No, not at all. In fact, I actually prefer to see links in an email signature. When I’m interested in a project, I’ll look the author up on social media. Not necessarily to see how big of a following they have, but more so to see how they conduct themselves online. What sorts of things are they interested in, what do they post about, what things are they sharing?

If a writer makes changes to their manuscript due to feedback should they resend the query or only if material was requested?
Okay, this is kind of a pet peeve of mine. If your book is out on query, you should not be making massive changes to it that would require you to even think about needing to resend it. When you query an agent, you’re essentially telling them that your book is ready. It’s done. It’s been critiqued, beta read, revised, and edited. If you then send me an email asking to send an updated version because you’ve made changes, that tells me you queried before you and your book were ready. With this industry being as subjective as it is, the feedback one agent or editor gives might not mesh with how others feel about the book.

What bio should an author with no publishing credits include?
I always advise authors to include any related affiliations or memberships they have (RWA, SCWBI, etc.); any writing or critique groups they belong to; anything personal that lends credibility to the story they’ve written – for example, if you’ve written about a lawyer and you are in fact a lawyer, I want to know that. Additionally, any pertinent writing classes, seminars, panels, and/or conferences you’ve added. I know, that might seem weird to some, but that shows me you’re out there networking with other authors and industry professionals and that you’re dedicated to learning your craft. Also, be honest that you don’t have any previous publishing credits. It’s okay. We all start somewhere.

What does ‘just not right mean for me’ mean to you?
It can mean a lot of different things. Sometimes it can mean I’ve already got something similar in my list, or maybe it would be difficult to sell in the current market. But mostly, it just means I wasn’t drawn into the story even though there’s nothing wrong with the writing.

Do you consider yourself a hands-on, editorial type of agent?
Absolutely!

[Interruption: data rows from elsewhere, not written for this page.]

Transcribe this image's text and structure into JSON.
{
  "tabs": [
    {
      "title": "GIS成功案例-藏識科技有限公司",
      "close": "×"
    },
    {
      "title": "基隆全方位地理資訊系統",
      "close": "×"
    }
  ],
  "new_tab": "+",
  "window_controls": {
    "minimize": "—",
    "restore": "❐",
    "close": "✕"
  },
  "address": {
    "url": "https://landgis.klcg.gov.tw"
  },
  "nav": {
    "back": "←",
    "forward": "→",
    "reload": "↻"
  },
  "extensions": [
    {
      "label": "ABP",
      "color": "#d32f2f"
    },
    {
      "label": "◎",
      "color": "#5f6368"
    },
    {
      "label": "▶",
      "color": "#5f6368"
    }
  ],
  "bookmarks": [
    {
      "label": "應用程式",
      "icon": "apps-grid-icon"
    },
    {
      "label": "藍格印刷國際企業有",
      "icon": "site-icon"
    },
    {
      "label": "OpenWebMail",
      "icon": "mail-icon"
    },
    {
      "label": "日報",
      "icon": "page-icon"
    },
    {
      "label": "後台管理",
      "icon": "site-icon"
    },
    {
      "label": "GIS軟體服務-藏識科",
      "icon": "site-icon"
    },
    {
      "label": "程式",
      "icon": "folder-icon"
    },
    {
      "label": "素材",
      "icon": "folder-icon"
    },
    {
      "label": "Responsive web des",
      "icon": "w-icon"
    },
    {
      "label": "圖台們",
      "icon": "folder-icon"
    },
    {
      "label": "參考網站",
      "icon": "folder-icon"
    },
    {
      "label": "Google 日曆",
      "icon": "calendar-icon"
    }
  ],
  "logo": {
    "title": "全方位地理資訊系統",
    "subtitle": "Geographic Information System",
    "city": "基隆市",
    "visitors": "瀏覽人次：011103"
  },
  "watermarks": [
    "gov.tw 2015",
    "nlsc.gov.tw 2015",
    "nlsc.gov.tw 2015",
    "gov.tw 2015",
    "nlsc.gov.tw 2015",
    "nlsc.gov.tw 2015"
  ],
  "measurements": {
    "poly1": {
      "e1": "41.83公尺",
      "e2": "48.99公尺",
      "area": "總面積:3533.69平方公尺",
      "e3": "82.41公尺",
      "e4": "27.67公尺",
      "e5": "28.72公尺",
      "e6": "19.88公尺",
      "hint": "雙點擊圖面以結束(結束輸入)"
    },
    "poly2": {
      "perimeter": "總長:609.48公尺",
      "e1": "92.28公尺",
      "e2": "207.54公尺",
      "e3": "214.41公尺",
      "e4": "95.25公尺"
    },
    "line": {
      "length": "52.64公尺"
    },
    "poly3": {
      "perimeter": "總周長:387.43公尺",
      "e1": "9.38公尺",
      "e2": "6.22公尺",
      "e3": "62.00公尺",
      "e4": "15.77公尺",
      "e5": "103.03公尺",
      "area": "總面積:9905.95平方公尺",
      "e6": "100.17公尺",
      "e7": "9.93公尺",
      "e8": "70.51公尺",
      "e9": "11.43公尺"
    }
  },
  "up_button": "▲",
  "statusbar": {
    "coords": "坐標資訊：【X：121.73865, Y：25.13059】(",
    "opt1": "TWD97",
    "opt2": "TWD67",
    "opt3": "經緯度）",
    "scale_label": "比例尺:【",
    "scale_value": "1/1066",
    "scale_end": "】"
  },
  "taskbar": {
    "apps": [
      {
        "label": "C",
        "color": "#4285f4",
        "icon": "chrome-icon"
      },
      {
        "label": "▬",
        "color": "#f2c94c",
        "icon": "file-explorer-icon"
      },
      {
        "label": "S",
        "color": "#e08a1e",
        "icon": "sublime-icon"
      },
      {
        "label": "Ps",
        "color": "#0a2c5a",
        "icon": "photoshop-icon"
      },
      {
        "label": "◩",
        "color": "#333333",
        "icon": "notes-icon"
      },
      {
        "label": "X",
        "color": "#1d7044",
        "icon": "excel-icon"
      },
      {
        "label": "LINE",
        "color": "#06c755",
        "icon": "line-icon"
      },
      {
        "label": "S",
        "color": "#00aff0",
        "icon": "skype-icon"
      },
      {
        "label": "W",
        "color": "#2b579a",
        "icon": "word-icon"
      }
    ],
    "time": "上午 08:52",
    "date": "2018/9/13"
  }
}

Having worked for various small presses for a few years, my background is in editing, and I plan to offer authors editorial guidance prior to going on submission so that they have a better chance of standing out within the industry.

What three things are at the top of your submission wish list?
Romance of any kind.
Thrillers / horror.
A YA or NA set during some sort of camp – summer camp, Bible camp, fat camp, a family camping trip.

What are some of your favorite movies or books to give us an idea of your tastes?
Books: The Twilight Saga by Stephenie Meyer, The Delirium Series by Lauren Oliver, Matched Series by Ally Condie, It & The Tommyknockers by Stephen King, Gone Girl by Gillian Flynn (absolutely LOVED that ending, too!), Elite Ops Series by Lora Leigh, Tess in Boots by Courtney Rice Gager.

Movies / TV: Any of the classic horror movies (Nightmare on Elm Street, Halloween, Friday the 13th, Alien), The Avengers, The Twilight Saga, The Vampire Diaries, Survivor, American Pie series, Fast and Furious series.